Bu sorulara Merkez Bankası’nın bir kur hedefi olmadığını ancak enflasyon ve fiyat istikrarı çerçevesinde kur gelişmelerinin etkisinin dikkate alındığını vurgulayan Çetinkaya şöyle konuştu: 

“Para politikasının tepki fonksiyonu nedir? Ne kadar çok ve yoğun kura tepki veriyoruz? Bu kavramlarla ilgili tartışmaların olduğunun farkındayım. Buradaki zorluğumuz şu, biz veriye dayalı olarak enflasyona tepki veriyoruz. Oluşturduğumuz para politikası da bunun üzerinedir. 

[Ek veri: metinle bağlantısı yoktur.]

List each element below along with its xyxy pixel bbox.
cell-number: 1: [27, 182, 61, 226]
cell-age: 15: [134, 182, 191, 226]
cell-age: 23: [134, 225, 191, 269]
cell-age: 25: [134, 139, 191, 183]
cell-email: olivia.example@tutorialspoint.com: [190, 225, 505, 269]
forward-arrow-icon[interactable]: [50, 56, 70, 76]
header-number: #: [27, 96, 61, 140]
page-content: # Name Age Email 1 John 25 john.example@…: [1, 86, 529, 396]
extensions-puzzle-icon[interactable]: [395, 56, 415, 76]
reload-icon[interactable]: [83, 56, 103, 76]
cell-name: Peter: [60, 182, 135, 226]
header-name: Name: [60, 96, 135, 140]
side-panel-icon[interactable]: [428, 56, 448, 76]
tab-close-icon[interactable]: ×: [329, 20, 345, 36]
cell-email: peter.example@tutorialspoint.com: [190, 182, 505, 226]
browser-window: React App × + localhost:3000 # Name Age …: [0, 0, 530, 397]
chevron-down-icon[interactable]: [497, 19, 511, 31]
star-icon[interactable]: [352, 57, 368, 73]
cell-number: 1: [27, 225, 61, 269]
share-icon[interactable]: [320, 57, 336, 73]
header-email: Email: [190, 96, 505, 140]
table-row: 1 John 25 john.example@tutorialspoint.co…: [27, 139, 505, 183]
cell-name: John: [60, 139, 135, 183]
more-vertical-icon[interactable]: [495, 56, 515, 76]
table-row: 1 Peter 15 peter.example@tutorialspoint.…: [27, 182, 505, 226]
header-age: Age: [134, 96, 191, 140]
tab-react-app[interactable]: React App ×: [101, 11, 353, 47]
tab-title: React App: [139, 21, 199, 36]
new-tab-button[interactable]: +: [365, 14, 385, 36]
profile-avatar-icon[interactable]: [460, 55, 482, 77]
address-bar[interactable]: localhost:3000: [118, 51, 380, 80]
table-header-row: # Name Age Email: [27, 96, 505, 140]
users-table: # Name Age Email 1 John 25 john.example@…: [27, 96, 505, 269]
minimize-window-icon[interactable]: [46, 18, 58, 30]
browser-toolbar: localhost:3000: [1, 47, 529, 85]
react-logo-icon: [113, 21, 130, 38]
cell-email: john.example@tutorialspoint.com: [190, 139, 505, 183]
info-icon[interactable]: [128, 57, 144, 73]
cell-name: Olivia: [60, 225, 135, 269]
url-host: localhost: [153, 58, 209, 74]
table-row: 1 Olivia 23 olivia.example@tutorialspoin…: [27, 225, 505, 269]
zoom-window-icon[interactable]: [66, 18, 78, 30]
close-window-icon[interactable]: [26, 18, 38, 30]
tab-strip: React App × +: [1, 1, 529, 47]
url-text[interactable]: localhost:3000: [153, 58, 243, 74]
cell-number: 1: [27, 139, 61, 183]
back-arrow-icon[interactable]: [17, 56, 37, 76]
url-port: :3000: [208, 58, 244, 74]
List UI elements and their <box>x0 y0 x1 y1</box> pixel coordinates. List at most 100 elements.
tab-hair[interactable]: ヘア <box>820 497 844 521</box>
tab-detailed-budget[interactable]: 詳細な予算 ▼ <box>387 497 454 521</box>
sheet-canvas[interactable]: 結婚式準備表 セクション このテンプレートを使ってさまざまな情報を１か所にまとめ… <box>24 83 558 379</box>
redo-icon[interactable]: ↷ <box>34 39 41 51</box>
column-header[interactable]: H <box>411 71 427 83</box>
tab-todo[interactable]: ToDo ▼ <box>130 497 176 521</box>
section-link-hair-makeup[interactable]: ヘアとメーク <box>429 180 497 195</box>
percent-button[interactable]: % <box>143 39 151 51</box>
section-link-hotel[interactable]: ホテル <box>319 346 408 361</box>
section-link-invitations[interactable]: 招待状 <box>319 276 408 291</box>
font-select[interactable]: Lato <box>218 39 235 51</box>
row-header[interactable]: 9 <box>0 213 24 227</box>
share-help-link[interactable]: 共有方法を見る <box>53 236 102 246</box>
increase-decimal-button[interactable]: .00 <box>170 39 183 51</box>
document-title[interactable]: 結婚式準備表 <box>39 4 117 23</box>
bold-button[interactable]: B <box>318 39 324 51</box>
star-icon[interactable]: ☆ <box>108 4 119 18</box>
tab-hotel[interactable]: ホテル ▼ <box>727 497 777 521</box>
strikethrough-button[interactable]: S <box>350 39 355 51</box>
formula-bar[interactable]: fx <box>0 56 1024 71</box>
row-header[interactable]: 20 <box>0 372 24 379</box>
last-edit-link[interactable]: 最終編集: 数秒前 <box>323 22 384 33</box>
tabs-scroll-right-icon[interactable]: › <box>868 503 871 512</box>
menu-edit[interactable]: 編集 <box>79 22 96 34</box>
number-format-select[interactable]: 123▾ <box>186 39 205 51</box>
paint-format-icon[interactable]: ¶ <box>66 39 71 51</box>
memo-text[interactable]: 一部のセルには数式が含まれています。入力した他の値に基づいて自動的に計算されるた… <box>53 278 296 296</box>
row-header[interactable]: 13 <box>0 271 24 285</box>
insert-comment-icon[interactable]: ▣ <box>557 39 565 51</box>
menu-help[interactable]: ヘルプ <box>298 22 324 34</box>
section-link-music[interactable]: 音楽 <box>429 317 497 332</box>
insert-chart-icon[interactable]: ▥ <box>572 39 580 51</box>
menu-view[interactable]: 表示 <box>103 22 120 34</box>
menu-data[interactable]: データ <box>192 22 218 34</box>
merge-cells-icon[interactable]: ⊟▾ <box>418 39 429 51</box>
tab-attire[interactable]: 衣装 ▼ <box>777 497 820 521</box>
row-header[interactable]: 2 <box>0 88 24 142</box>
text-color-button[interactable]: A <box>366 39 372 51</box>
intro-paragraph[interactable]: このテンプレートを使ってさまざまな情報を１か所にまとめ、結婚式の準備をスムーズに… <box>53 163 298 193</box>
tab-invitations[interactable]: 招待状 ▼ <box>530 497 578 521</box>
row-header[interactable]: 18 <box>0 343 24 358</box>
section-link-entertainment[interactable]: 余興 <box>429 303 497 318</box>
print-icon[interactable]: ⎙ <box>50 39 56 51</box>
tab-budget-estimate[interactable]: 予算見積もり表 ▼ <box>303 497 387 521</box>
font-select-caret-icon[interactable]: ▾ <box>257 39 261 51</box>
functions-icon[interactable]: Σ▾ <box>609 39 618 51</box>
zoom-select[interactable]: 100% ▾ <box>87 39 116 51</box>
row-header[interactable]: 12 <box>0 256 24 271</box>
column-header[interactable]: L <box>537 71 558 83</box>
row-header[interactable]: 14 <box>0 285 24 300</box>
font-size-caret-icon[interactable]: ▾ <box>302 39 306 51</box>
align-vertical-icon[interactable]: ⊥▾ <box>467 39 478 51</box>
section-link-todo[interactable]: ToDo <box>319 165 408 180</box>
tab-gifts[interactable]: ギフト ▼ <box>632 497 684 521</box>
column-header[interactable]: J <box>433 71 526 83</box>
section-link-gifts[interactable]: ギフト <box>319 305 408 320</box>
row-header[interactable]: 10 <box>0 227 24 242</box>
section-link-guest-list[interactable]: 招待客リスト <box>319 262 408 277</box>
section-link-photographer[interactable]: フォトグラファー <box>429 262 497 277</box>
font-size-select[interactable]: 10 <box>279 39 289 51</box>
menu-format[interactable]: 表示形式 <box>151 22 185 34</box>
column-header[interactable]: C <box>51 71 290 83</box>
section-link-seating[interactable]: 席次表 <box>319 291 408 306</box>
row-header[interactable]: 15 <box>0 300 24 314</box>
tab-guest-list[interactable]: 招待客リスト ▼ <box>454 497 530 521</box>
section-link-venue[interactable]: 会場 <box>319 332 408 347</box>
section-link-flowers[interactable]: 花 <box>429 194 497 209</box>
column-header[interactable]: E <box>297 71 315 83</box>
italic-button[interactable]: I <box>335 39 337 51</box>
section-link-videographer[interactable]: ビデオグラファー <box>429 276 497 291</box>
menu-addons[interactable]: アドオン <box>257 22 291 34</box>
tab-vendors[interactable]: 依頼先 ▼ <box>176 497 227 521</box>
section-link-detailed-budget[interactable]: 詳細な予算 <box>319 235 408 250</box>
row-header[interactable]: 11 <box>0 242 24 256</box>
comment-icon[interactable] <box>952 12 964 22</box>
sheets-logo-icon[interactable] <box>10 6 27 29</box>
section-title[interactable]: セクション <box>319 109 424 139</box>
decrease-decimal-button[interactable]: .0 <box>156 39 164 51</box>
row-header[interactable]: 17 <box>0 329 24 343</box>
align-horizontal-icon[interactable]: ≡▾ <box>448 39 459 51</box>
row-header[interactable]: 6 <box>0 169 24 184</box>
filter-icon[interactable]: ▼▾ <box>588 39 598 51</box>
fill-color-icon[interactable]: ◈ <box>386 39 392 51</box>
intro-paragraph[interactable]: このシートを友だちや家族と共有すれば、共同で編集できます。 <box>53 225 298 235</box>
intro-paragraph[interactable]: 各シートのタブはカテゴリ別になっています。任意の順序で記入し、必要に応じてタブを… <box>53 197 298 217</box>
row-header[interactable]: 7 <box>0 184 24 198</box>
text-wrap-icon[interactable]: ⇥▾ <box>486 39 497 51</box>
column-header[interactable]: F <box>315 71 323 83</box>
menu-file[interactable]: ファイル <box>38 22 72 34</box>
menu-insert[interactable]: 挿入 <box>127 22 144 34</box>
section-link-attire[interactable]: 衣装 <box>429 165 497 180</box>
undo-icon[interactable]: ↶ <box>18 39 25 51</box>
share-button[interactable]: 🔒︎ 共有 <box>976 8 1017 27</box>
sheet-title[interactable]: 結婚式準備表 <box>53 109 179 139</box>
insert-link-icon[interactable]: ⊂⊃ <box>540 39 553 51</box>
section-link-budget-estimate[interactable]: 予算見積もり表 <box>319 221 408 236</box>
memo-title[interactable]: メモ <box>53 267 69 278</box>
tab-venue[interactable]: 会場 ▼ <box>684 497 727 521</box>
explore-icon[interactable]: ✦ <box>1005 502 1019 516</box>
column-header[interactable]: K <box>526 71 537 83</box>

Dezenflasyon ve fiyat istikrarında istediğimiz noktalara gelememiş olmanın, hele bugünlerde hedeflerden epey uzaklaşmış olmanın, yapısal bir mesele olarak dolarizasyonun yüksek olmasının, dış finansman ihtiyacının etkisiyle diğer ülkelere göre yüksek bir döviz kuru geçişkenliğinin olması gibi unsurlar da para politikası kurulu kararı verilirken dikkate alınmalı. 

Fiyatlarla ilgili biz tahminlerimizi yaparken net bir biçimde piyasa gelişmelerini, riskleri dikkate alarak bizi hedefe taşıyacak para politikası duruşunu belirleriz. Bunun dışındaki diğer unsurlar tali şeylerdir. Biz, piyasadaki fiyatlama davranışlarına bakarız.”

Son olarak söz alan Bloomberg HT Ekonomi Koordinatörü Gökhan Şen, Merkez Bankası’nın piyasayla iletişiminin güçlendirilmesi gerektiğini şu örnekle açıklayarak sorusunu yöneltti: 

“21-22 Mart’ta bir şey yaşandı ve çok sert bir efektif talep oldu. 5,40’a düşen Dolar/TL çok sert zıpladı. Ardından da siz geçici bir faiz artışına gittiniz. Oysa ki o günkü endişe rezervlere ilişkindi. Acaba iletişim politikasında bir problem olabilir mi? Çünkü rezervlere ilişkin bu açıklamalar o gün olsa belki faiz artışına gerek kalmazdı. O iki günde ne yaşandı?

Genel olarak iletişim stratejinizde bir değişikliğe gitmeyi düşünüyor musunuz? Zaten medyada çok az görünüyorsunuz. Sadece ajans üzerinden bazı yanıtlar görüyoruz. Dolayısıyla halk sizi tam tanıyamıyor ve sorularına cevap bulamıyor.  Merkez bankalarının en önemli para politikası “iletişim” olduğuna göre neden siz bundan bağımsız kalasınız?"

Merkez Bankası Başkanı, attıkları adımları olabildiğince detaylı şekilde paylaşmaya çalıştıklarının altını çizerek paylaştıkları bilgilerin nasıl okunduğunu takip ettiklerini ifade etti. 

“İhtiyaç olduğunda toplantı formatını bile yeniden gözden geçiririz” diye konuşan Çetinkaya “Enflasyon raporu toplantıları temel iletişim araçlarımızdan birisi. Olabildiğince tüm gelişmelerle ilgili kamuoyunu bilgilendirmeye gayret ediyoruz” dedi ve ekledi: 

“Bahsettiğiniz dönem gibi dönemlerde tetikleyici ne olursa olsun aslında kritik noktanın, oynaklığı oluşturan bazı şartların hazırlandığı ve bu şartların olabildiğince hızlı biçimde kontrol altına alınarak öncelikle istikrarın sağlandığı bir ortamın iletişim için de daha sağlıklı bir ortam sağlayacağını düşünüyoruz. Biz, bir kargaşa ve gürültü ortamında değil öncelikle sakinleşmeyi sağlayarak, akabinde iletişim yapmayı çok daha verimli buluyoruz.”